How has the coronavirus lockdown / circuit breaker affected your lifestyle?

Honestly it hasn’t changed my lifestyle much if at all, besides that I can’t dine-in (I don’t takeaway if I don’t have my lunchbox or if they’re not a barePack partner).

Delivery from Shake Farm HQ

The only noticeable difference would be that if I need anything from the shops (that I can’t get second hand such as cat litter!) I’ll have to get it delivered because malls are closed which is annoying because it’s going to inevitably come with more packaging. Also I decided to give Treatsure a go to save food waste and that’s new for me but I was glad they delivered almost without any packaging besides a paper bag I will reuse. And some places don't allow me to BYO anymore so... i just don't go there!
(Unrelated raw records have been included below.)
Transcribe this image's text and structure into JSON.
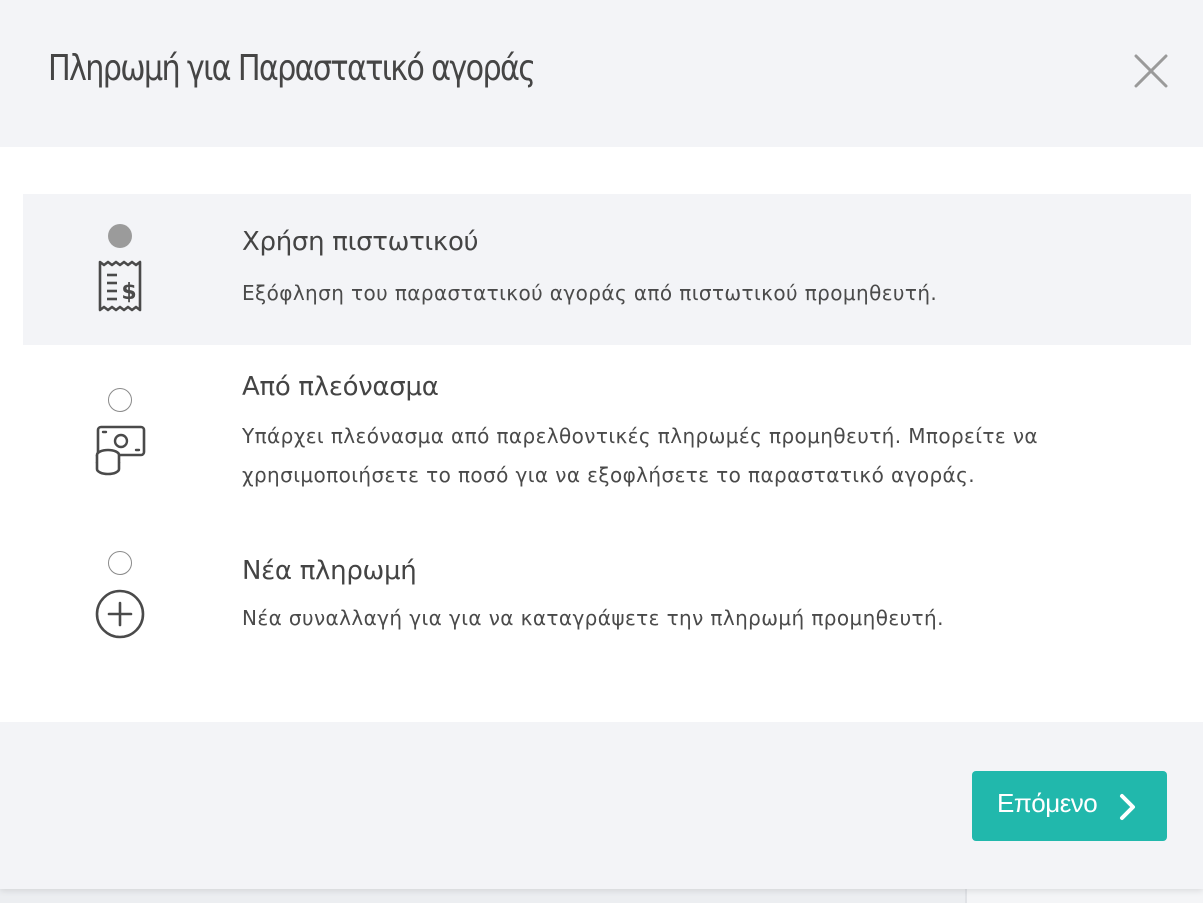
{
  "dialog": {
    "title": "Πληρωμή για Παραστατικό αγοράς"
  },
  "options": [
    {
      "title": "Χρήση πιστωτικού",
      "description": "Εξόφληση του παραστατικού αγοράς από πιστωτικού προμηθευτή.",
      "icon": "receipt-dollar-icon",
      "selected": true
    },
    {
      "title": "Από πλεόνασμα",
      "description": "Υπάρχει πλεόνασμα από παρελθοντικές πληρωμές προμηθευτή. Μπορείτε να χρησιμοποιήσετε το ποσό για να εξοφλήσετε το παραστατικό αγοράς.",
      "icon": "cash-coins-icon",
      "selected": false
    },
    {
      "title": "Νέα πληρωμή",
      "description": "Νέα συναλλαγή για για να καταγράψετε την πληρωμή προμηθευτή.",
      "icon": "plus-circle-icon",
      "selected": false
    }
  ],
  "footer": {
    "next_label": "Επόμενο"
  },
  "colors": {
    "accent": "#21b8ac",
    "header_bg": "#f3f4f7",
    "selected_bg": "#f3f4f7",
    "text": "#454545",
    "radio_checked": "#9b9b9b"
  }
}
However, at barePack we have been working on making delivery possible, and many vendors will actually deliver in barePack, so we've been able to treat ourselves a little to zero-waste takeaway too. You can find the partners on the barePack map. You can even order for self-collect directly from foodpanda, and here's how.

Do you think your zero-waste lifestyle has helped you better adapt to a life under lockdown? How so?

Definitely easier when I see everyone complaining about not being able to shop or how expensive it is to order online for everything. I don’t rely on service providers, and am a hands on person so more likely to fix things myself and find my own solutions. I’m a creative person but I think anyone trying to reduce waste naturally becomes more open minded and creative. I’ve seen for instance a huge panic around masks and lack of availability - to me the answer was simple. If I didn’t get one (which I did, thanks to the Singaporean government’s incredible efforts) then I’d simply stitch one. Who doesn’t have old T-shirts or pillow cases? 

Likewise there’s been a rush for sports materials online, showing how much people just want to buy for any reason. Who needs new dumbbells? I have old ones, and if I need something heavier I whatever is available and heavy; a water bottle, rolled up mat, the cat... just joking ;). 

The success to reducing waste lies a lot in planning ahead too, so I don’t feel like I’m suddenly stuck for last minute needs in this period, as I don’t have any! I know how to cook, so I don’t worry about spending on ready made delivery of foods. I also didn’t feel the need to jump onto hand sanitisers - I have a large bottle of The Nurturing Co natural sanitiser that I pour small amounts into spray bottles and that’s enough to last ages. And being at home so much, I really rely on soap, as I always have. It's cheap, efficient, safe... Singapore has lots of public bathrooms too, you can always wash your hands at every mall and MRT station for free.

Reducing the dependence on various products makes life so much easier, and mentally too! My list of “needs” is much reduced. Likewise for toilet paper - beyond my understanding. We all have bidet here in Singapore, surely toilet paper isn’t as much of an essential as we think it is? We use bamboo fibre toilet roll, mostly out of habit for the product, but I am not worried about what would happen if we ran out.

Honestly I don’t find I’ve been affected personally by life in lock down, or circuit breaker as they call it here. With an open mind you just find solutions for whatever restriction you have.